Çanakkale Zaferi çok büyük bir savunma savaşıdır. Ve biz, Çanakkale’yi savunduğumuz için Dumlupınar, Sakarya derken Cumhuriyeti kurduk. O halde bugün öz be öz Türk yurdu olan Kıbrıs’ı, Doğu Türkistan’ı, Kerkük’ü, Batı Trakya’yı savunamıyorsak ve uzun vadede elimizden alınışlarına seyirci kalabiliyorsak, hiç şüphesiz bunda Çanakkale’yi unutmamız yatmaktadır.
Çanakkale savaşında kahramanlar bolluğu ve bereketi vardır. Sadece evet sadece bir kahramanın kısacık anısını anlatacağım. O kahraman ecdadın adı: Bombacı Mehmet Çavuş’tur.
Mehmet Çavuş’un görevi 57’nci Alay’da el bombası hazırlayıp, düşmana fırlatmaktı. İngiliz siperlerine karşı bir gün görevini ifa ederken, el bombasının elinde patlaması nedeniyle sağ kolu kopuyor ve yaralı bir şekilde doktorların önüne getirtiliyor.
Ama aklı savaşta kaldığı için doktorlara bırakmaları için şu sözleri haykırıyor:
SAĞ KOLUMU KAYBETTİM AMA SOL KOLUM VAR! ...
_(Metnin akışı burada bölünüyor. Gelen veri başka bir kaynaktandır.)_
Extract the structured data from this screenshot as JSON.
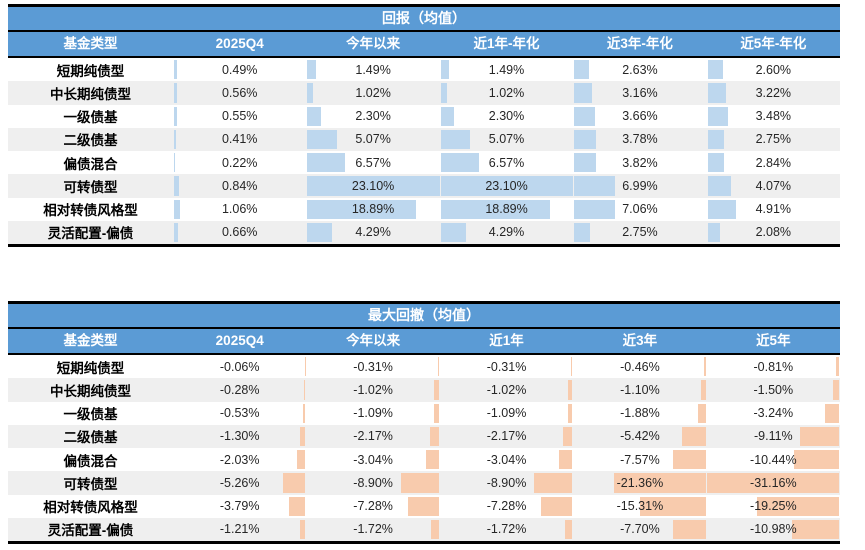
{
  "colors": {
    "header_bg": "#5B9BD5",
    "header_text": "#FFFFFF",
    "bar_blue": "#BDD7EE",
    "bar_orange": "#F8CBAD",
    "row_stripe": "#EFEFEF",
    "border": "#000000",
    "value_text": "#262626"
  },
  "chart_data": [
    {
      "type": "table",
      "id": "returns",
      "title": "回报（均值）",
      "columns": [
        "基金类型",
        "2025Q4",
        "今年以来",
        "近1年-年化",
        "近3年-年化",
        "近5年-年化"
      ],
      "bar_color": "#BDD7EE",
      "bar_direction": "left",
      "bar_scale_max": 23.1,
      "rows": [
        {
          "label": "短期纯债型",
          "values": [
            "0.49%",
            "1.49%",
            "1.49%",
            "2.63%",
            "2.60%"
          ]
        },
        {
          "label": "中长期纯债型",
          "values": [
            "0.56%",
            "1.02%",
            "1.02%",
            "3.16%",
            "3.22%"
          ]
        },
        {
          "label": "一级债基",
          "values": [
            "0.55%",
            "2.30%",
            "2.30%",
            "3.66%",
            "3.48%"
          ]
        },
        {
          "label": "二级债基",
          "values": [
            "0.41%",
            "5.07%",
            "5.07%",
            "3.78%",
            "2.75%"
          ]
        },
        {
          "label": "偏债混合",
          "values": [
            "0.22%",
            "6.57%",
            "6.57%",
            "3.82%",
            "2.84%"
          ]
        },
        {
          "label": "可转债型",
          "values": [
            "0.84%",
            "23.10%",
            "23.10%",
            "6.99%",
            "4.07%"
          ]
        },
        {
          "label": "相对转债风格型",
          "values": [
            "1.06%",
            "18.89%",
            "18.89%",
            "7.06%",
            "4.91%"
          ]
        },
        {
          "label": "灵活配置-偏债",
          "values": [
            "0.66%",
            "4.29%",
            "4.29%",
            "2.75%",
            "2.08%"
          ]
        }
      ]
    },
    {
      "type": "table",
      "id": "drawdown",
      "title": "最大回撤（均值）",
      "columns": [
        "基金类型",
        "2025Q4",
        "今年以来",
        "近1年",
        "近3年",
        "近5年"
      ],
      "bar_color": "#F8CBAD",
      "bar_direction": "right",
      "bar_scale_max": 31.16,
      "rows": [
        {
          "label": "短期纯债型",
          "values": [
            "-0.06%",
            "-0.31%",
            "-0.31%",
            "-0.46%",
            "-0.81%"
          ]
        },
        {
          "label": "中长期纯债型",
          "values": [
            "-0.28%",
            "-1.02%",
            "-1.02%",
            "-1.10%",
            "-1.50%"
          ]
        },
        {
          "label": "一级债基",
          "values": [
            "-0.53%",
            "-1.09%",
            "-1.09%",
            "-1.88%",
            "-3.24%"
          ]
        },
        {
          "label": "二级债基",
          "values": [
            "-1.30%",
            "-2.17%",
            "-2.17%",
            "-5.42%",
            "-9.11%"
          ]
        },
        {
          "label": "偏债混合",
          "values": [
            "-2.03%",
            "-3.04%",
            "-3.04%",
            "-7.57%",
            "-10.44%"
          ]
        },
        {
          "label": "可转债型",
          "values": [
            "-5.26%",
            "-8.90%",
            "-8.90%",
            "-21.36%",
            "-31.16%"
          ]
        },
        {
          "label": "相对转债风格型",
          "values": [
            "-3.79%",
            "-7.28%",
            "-7.28%",
            "-15.31%",
            "-19.25%"
          ]
        },
        {
          "label": "灵活配置-偏债",
          "values": [
            "-1.21%",
            "-1.72%",
            "-1.72%",
            "-7.70%",
            "-10.98%"
          ]
        }
      ]
    }
  ]
}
Atandan kalmış olan kılıcı iyi bile,
Onu bütün gücünle vuracaksın çağında,
Savaş... Bunun tadını ey Türk sen bulamazsın
Ne sevgili yanında, ne baba ocağında..
Savaşmaktan kaçınır, kim varsa alnı kara
Kan dökmeyi bilenler hükmeder topraklara,
Kazanmanın yolunu bilmiyorsan git, ara
“ÇANAKKALE” ufkunda, “SAKARYA” toprağında..
"Atsız"
Çanakkale’yi unutanlara ve unutturanlara yazıklar olsun diyor, tüm şehitlerimizin ve gazilerimizin aziz hatıraları önünde saygıyla eğiliyorum. Ruhları şad olsun!
Tanrı Türk’ü Korusun!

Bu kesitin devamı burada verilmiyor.